Intervention de Caroline Yadan

Réunion du mercredi 28 février 2024 à 9h00
Commission des lois constitutionnelles, de la législation et de l'administration générale de la république

Photo issue du site de l'Assemblée nationale ou de WikipediaCaroline Yadan :

Selon la Commission nationale consultative des droits de l'homme (CNCDH), 1,2 million de personnes en France subissent au moins une atteinte à caractère raciste, antisémite ou xénophobe chaque année. Pour 2023, le constat est beaucoup plus alarmant du fait de l'explosion qui dépasse les 1 000 % des actes et des propos antisémites, en lien avec l'attaque terroriste du Hamas du 7 octobre 2023 en Israël. La haine de l'autre s'exprime sur les murs de nos rues, dans nos universités, sur les réseaux sociaux, mais aussi dans la sphère privée, au travail ou à l'école. Pourtant, la réponse pénale n'est pas toujours adaptée.

Le 15 avril 2019, la treizième chambre du tribunal correctionnel de Paris condamnait l'essayiste d'extrême droite Alain Soral à une peine d'un an de détention, assortie d'un mandat d'arrêt, pour contestation de crime contre l'humanité. Cette décision aurait dû mettre un terme à l'impunité de ce triste personnage, sanctionné à de multiples reprises pour des faits similaires. Il n'en a rien été. Le parquet a interjeté appel du mandat d'arrêt, estimant qu'il était dépourvu de fondement juridique. En effet, l'article 465 du code de procédure pénale ne prévoit la possibilité de décerner un mandat d'arrêt que s'il s'agit d'un délit de droit commun ou d'un délit d'ordre militaire et si la peine prononcée est au moins d'une année d'emprisonnement. En l'espèce, le prévenu avait été condamné pour une infraction non de droit commun, mais prévue et réprimée par l'article 24 bis de la loi de du 29 juillet 1881 sur la liberté de la presse, ce qui rendait l'exécution de ce mandat d'arrêt contraire à la loi. Ce vide juridique profite à de nombreux auteurs d'infractions graves à caractère raciste ou antisémite.

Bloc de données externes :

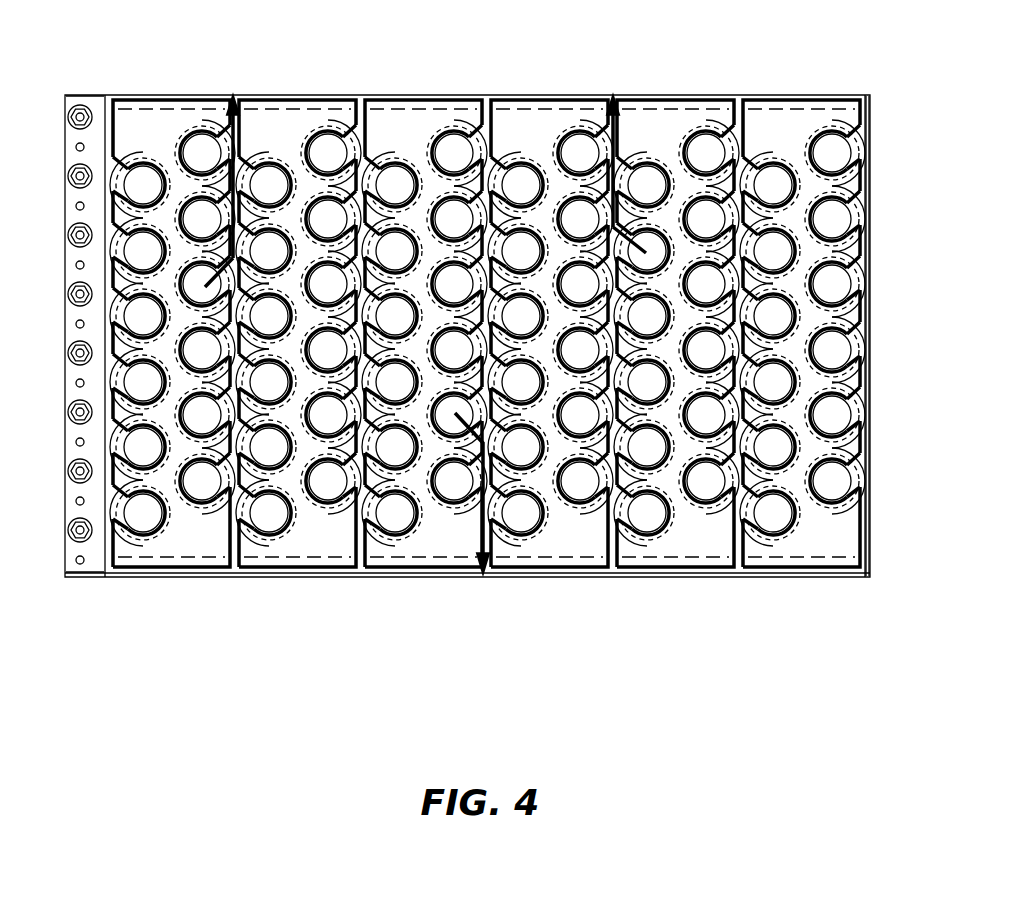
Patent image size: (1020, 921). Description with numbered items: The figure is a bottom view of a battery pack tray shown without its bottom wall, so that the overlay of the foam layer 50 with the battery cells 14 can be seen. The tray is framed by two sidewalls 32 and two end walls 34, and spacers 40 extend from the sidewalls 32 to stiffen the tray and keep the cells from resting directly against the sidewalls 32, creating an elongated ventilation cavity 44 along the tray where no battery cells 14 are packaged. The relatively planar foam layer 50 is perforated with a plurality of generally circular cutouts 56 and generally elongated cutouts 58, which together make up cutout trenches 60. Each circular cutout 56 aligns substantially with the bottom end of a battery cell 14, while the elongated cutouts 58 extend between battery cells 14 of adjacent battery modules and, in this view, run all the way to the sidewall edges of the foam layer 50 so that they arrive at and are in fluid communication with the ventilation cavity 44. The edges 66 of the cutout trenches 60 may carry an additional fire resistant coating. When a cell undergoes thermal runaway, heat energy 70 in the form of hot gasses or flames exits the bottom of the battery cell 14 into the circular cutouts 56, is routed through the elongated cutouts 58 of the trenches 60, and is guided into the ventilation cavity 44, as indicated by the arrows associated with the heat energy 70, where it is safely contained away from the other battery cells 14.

The battery cell 14 is at (372, 160).
The sidewall 32 is at (190, 95).
The end wall 34 is at (66, 300).
The spacer 40 is at (868, 98).
The ventilation cavity 44 is at (95, 95).
The foam layer 50 is at (143, 130).
The circular cutout 56 is at (517, 160).
The elongated cutout 58 is at (112, 215).
The cutout trench 60 is at (338, 195).
The edge 66 is at (400, 520).
The heat energy 70 is at (238, 128).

Pour mieux lutter contre ces faits, pour préserver notre pacte républicain et protéger nos concitoyens, la sanction pénale doit être plus efficace. Concrètement, l'enjeu de cette proposition de loi est de pouvoir sanctionner les idéologues qui sévissent notamment sur les réseaux sociaux sur internet – ces multirécidivistes qui sont rarement présents à leurs audiences et vivent à l'étranger pour échapper à leur condamnation, comme les sieurs Ryssen, Reynouard, Le Lay ou encore M'bala M'bala, pour ne citer que les plus sinistres d'entre eux. L'article 1er du texte de loi vise donc à permettre l'exécution immédiate de la peine d'emprisonnement par l'émission d'un mandat d'arrêt ou de dépôt, en cas d'infraction grave à caractère raciste ou antisémite.

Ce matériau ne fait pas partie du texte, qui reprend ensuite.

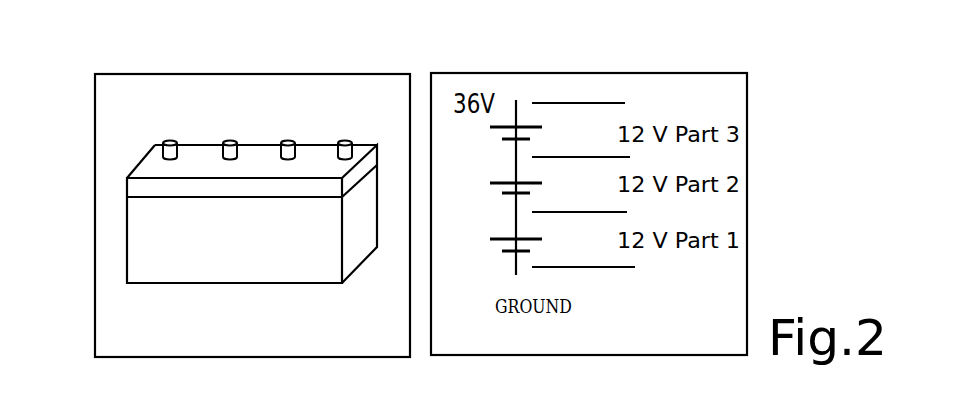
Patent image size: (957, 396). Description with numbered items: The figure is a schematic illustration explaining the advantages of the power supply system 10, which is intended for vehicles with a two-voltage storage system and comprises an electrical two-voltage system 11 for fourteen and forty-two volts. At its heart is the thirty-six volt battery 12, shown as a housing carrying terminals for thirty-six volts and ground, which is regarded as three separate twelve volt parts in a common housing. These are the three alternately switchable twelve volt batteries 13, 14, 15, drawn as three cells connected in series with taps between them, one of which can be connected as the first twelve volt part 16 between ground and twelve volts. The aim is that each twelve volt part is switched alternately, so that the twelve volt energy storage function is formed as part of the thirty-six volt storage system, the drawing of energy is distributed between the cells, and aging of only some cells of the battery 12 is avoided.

The power supply system 10 is at (76, 106).
The electrical 14/42 V two-voltage system 11 is at (241, 270).
The 36 V battery 12 is at (165, 141).
The 12 volt battery 13 is at (288, 139).
The 12 volt battery 14 is at (230, 139).
The 12 volt battery 15 is at (172, 158).
The first 12 volt part 16 is at (288, 158).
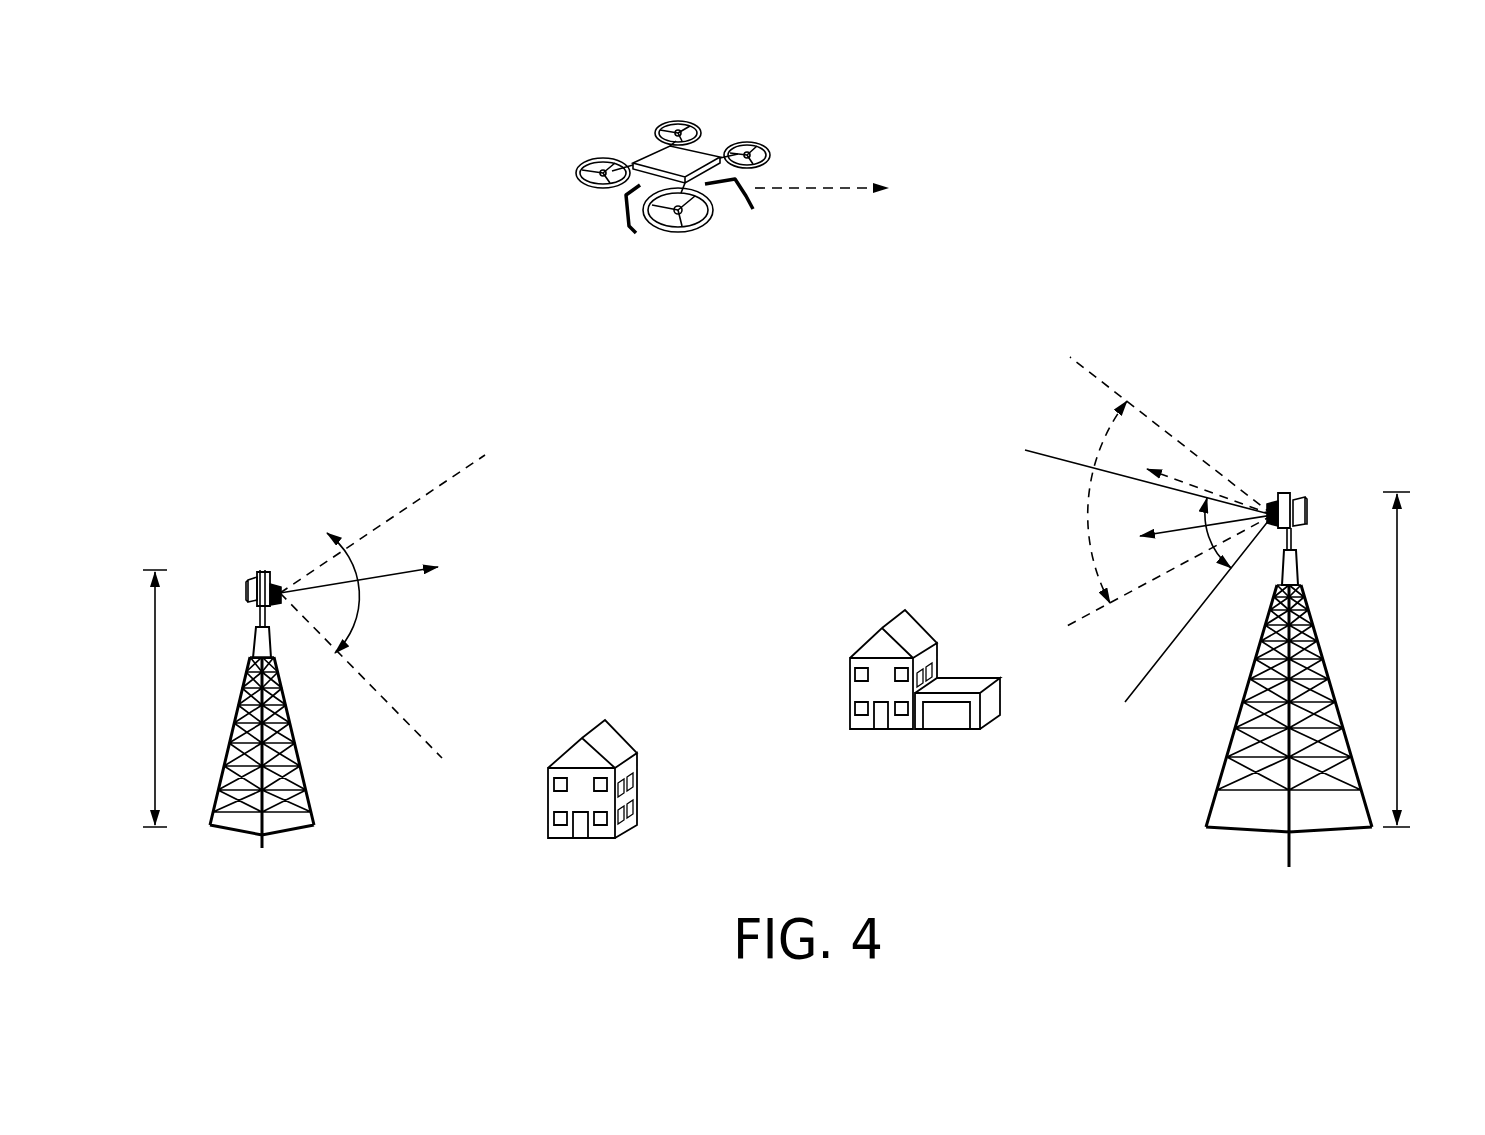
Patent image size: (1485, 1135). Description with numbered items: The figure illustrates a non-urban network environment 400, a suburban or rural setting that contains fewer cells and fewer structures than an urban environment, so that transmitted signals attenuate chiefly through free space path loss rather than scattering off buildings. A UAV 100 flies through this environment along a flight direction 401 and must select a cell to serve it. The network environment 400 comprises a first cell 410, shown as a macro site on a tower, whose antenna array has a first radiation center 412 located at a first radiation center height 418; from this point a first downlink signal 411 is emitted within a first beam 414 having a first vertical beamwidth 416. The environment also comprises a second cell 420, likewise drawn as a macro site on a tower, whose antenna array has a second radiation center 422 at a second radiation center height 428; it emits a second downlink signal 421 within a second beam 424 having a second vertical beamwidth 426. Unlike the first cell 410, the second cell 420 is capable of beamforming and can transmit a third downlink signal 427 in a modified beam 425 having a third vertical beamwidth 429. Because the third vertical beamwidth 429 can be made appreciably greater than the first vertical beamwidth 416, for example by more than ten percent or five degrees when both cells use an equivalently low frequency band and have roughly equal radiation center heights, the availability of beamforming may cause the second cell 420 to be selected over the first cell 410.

The non-urban network environment 400 is at (1292, 111).
The UAV 100 is at (746, 243).
The flight path direction 401 is at (833, 187).
The first cell 410 is at (302, 776).
The first radiation center 412 is at (281, 588).
The first radiation center height 418 is at (152, 655).
The first beam 414 is at (405, 510).
The first downlink signal 411 is at (409, 574).
The first vertical beamwidth 416 is at (359, 610).
The second cell 420 is at (1233, 744).
The second radiation center 422 is at (1268, 506).
The modified beam 425 is at (1165, 431).
The second beam 424 is at (1181, 632).
The third downlink signal 427 is at (1200, 487).
The second downlink signal 421 is at (1172, 531).
The third vertical beamwidth 429 is at (1088, 500).
The second vertical beamwidth 426 is at (1217, 560).
The second radiation center height 428 is at (1398, 581).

En l'état actuel du droit, l'injure, la diffamation et la provocation à la haine à caractère raciste, antisémite, sexiste ou homophobe, lorsqu'elles sont non publiques, constituent une contravention de cinquième classe, qui expose son auteur à une peine maximale de 1 500 euros d'amende. Quand elles sont publiques, ces mêmes infractions à caractère discriminatoire sont punies d'un an d'emprisonnement et de 45 000 euros d'amende. Dans la pratique, la différence entre le caractère public ou non public est très ténue. Des propos répréhensibles sur un groupe WhatsApp peuvent, selon les cas, être considérés comme publics ou non publics. L'impact sur la victime, lui, est toujours violent. Dans l'article 2, nous proposons donc de transformer les provocations, injures et diffamations non publiques en délit, et de prévoir une circonstance aggravante lorsque ces infractions sont commises par des personnes dépositaires de l'autorité publique ou chargées d'une mission de service public.

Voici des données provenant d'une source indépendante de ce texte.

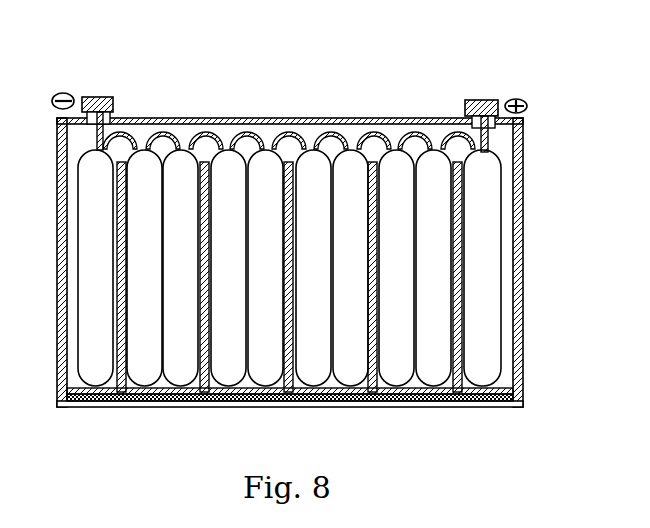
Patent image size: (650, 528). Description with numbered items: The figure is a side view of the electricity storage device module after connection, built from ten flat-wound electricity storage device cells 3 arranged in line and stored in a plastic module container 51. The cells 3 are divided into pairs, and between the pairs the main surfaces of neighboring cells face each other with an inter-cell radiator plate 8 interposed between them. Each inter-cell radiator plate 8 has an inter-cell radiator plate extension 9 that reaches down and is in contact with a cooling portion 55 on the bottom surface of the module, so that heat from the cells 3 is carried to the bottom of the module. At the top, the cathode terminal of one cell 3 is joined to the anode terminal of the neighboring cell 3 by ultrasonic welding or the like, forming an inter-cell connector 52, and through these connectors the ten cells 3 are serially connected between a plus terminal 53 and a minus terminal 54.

The flat-wound electricity storage device cell 3 is at (97, 262).
The inter-cell radiator plate 8 is at (117, 333).
The inter-cell radiator plate extension 9 is at (153, 396).
The module container 51 is at (231, 118).
The inter-cell connector 52 is at (122, 130).
The plus terminal 53 is at (478, 100).
The minus terminal 54 is at (95, 95).
The cooling portion 55 is at (226, 396).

Le groupe Renaissance proposera plusieurs amendements. Le premier vise à élargir le champ d'application de la loi. Le deuxième prévoit la possibilité pour certaines associations d'ester en justice pour les infractions prévues par l'article 2 de la proposition de loi. Le troisième et dernier propose de transformer la contestation et l'apologie non publiques de crime contre l'humanité en délits.

Notre groupe votera naturellement en faveur de cette proposition de loi, inspirée du dernier plan de la délégation interministérielle à la lutte contre le racisme, l'antisémitisme et la haine anti-LGBT (Dilcrah). Je tiens à saluer le travail de grande qualité effectué par Mathieu Lefèvre sur ce texte que j'ai l'honneur de défendre à ses côtés.